Patch the prompt narrowly: change the Card Agent prompt only for the template or fact-preservation bucket that failed; change the PKM Agent prompt only for routing, read-before-write, skip, insight, or append-coherence failures.
Rerun and compare: look for score movement by bucket, not just one aggregate number. Reject prompt changes that improve one bucket while harming another.

This matches the spirit of the major vendor guidance. OpenAI describes prompt engineering as an iterative optimization process and emphasizes validation.

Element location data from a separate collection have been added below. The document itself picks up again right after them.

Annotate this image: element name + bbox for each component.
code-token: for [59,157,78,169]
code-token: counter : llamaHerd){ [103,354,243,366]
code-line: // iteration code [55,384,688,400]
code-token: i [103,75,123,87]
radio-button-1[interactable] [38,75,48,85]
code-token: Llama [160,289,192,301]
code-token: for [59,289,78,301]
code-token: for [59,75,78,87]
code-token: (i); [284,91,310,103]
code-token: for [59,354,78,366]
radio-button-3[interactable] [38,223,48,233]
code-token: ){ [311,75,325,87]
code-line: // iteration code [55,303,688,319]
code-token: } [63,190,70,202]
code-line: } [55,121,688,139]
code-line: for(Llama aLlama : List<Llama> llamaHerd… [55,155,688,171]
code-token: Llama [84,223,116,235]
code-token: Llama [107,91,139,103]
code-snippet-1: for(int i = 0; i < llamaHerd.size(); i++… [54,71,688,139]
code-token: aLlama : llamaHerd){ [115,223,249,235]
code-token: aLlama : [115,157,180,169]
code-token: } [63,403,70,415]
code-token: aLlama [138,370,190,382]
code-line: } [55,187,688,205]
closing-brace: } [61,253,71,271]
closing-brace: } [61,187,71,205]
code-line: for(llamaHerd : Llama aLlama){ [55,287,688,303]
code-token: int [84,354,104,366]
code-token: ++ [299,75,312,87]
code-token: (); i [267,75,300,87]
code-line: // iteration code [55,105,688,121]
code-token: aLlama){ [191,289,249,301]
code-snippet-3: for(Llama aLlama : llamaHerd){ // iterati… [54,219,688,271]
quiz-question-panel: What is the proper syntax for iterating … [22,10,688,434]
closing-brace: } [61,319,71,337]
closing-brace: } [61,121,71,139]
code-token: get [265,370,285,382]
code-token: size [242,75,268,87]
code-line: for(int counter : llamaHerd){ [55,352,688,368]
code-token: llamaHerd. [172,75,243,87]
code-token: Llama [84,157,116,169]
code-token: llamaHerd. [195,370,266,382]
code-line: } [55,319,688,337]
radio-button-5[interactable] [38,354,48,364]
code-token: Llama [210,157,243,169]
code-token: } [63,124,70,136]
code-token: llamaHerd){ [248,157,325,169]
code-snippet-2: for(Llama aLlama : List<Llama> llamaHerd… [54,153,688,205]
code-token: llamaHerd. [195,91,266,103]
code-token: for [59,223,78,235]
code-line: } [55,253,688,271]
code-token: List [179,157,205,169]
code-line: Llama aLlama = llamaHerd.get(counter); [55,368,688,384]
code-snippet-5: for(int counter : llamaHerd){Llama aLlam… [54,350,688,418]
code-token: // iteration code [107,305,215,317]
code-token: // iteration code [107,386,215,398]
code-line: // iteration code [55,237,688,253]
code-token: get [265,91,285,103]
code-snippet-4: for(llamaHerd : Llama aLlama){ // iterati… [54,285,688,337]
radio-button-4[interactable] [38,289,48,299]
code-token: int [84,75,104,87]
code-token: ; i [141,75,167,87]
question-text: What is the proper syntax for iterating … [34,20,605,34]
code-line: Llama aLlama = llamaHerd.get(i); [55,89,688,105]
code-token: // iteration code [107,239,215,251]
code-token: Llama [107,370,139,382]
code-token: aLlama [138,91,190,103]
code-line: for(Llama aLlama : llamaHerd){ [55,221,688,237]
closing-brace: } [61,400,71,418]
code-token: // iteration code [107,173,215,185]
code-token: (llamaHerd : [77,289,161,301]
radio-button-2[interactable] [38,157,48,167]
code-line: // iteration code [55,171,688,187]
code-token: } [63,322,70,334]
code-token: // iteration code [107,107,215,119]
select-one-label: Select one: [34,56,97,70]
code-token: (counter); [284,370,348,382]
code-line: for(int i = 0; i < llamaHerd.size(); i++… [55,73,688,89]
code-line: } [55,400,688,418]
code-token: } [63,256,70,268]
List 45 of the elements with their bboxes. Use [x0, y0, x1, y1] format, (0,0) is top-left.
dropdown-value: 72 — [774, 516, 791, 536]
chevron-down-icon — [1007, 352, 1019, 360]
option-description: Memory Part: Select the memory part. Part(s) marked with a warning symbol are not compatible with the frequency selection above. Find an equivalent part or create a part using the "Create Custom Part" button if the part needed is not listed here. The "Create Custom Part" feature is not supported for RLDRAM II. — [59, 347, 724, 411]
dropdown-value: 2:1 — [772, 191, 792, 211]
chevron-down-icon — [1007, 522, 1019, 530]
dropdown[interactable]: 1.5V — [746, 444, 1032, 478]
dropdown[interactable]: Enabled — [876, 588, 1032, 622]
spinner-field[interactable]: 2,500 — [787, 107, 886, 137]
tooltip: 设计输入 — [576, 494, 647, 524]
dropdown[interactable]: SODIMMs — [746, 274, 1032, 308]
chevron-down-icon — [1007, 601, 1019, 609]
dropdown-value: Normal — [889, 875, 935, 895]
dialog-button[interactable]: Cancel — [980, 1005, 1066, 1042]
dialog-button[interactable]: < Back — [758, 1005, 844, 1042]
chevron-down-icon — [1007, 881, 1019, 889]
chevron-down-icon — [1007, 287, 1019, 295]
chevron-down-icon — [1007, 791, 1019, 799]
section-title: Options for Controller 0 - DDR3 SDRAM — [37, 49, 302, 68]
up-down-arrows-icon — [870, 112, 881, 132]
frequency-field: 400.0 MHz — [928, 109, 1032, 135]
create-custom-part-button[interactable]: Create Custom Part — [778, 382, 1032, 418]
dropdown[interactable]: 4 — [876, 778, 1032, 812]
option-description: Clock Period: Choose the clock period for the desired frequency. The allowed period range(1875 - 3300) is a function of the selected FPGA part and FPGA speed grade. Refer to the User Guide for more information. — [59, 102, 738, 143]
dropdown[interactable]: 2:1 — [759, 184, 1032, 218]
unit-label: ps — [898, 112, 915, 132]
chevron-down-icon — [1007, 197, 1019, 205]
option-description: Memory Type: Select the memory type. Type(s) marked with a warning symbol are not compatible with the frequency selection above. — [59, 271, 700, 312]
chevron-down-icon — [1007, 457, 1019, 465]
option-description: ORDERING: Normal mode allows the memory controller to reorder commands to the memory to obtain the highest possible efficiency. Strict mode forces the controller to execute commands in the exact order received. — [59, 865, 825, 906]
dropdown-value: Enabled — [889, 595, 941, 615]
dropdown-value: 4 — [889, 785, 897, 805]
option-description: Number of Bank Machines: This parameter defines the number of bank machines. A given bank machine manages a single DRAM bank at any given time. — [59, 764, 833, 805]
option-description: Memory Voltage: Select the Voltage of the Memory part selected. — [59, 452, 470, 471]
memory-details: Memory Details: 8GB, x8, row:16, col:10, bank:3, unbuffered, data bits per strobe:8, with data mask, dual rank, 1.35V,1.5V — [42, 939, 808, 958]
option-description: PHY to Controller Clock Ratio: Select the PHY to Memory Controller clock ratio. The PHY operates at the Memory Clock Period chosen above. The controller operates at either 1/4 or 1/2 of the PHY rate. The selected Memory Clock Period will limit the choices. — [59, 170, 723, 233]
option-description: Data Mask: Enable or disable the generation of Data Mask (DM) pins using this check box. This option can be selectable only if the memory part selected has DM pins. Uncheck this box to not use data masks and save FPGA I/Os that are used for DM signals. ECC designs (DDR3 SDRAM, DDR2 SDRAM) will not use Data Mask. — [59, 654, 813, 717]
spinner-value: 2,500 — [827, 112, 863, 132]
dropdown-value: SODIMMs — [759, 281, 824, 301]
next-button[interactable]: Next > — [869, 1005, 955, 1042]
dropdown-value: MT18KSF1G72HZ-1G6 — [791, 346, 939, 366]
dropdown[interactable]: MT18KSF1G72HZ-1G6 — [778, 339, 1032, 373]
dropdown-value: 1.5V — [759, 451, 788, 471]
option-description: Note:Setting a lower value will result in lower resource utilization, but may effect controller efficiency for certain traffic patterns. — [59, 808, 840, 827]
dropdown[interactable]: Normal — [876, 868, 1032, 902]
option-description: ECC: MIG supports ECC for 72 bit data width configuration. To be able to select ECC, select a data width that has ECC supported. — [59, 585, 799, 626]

OpenAI's prompting best practices push clear instructions, examples, and iterative testing. Anthropic's Claude prompting guidance emphasizes explicit instructions, context, examples, and avoiding overfitting to tests. Google's Gemini prompt design guide emphasizes direct prompts, consistent structure, clear delimiters, parameter definitions, critical instructions near the front, and explicit control over agentic behavior.

# Prompt iteration loop
1. Run card_agent and pkm_agent capability suites.
2. Export failing trials, grader rationales, diffs, and traces.
3. Give the coding agent:
   - current prompt file
   - eval report
   - prompt engineering best-practice manual / skill
   - constraint: do not hard-code eval cases
4. Ask for the smallest prompt change that explains the failures.
5. Rerun the same suites.
6. Keep the change only if bucket scores improve without regressions.

What the coding agent should be told

The prompt-improving coding agent needs constraints, otherwise it will optimize for the visible eval set. Anthropic explicitly warns against hard-coding to tests in its coding guidance, and the same rule applies to prompts. The instruction should be: improve the general behavior described by the failure bucket, not the literal sample string in task.json.

For Card Agent, prefer rules like "when an input has a concrete future time and meeting medium, bias toward event" over "if text contains Zoom, choose event".
For PKM Agent, prefer rules like "read candidate existing files before editing and append in their existing voice" over "always put sleep facts in Sleep.md".
For insights, prefer rubric language: grounded in the user's PKM, non-redundant, concise, and not a report-like evidence dump.

The real goal

The point of these evals is not to make Card Agent and PKM Agent look good on a leaderboard. The point is to make prompt changes auditable. Card Agent shows how far deterministic outcome graders can take you when the product has a relatively clear answer. PKM Agent shows where agent quality needs partial credit, trajectory checks, and calibrated model judgment.

Once those suites exist, prompt optimization becomes a loop the team can repeat: measure, inspect, revise, rerun. That is the difference between "this prompt feels better" and "this prompt improved routing into existing files without making trivial inputs persist by accident".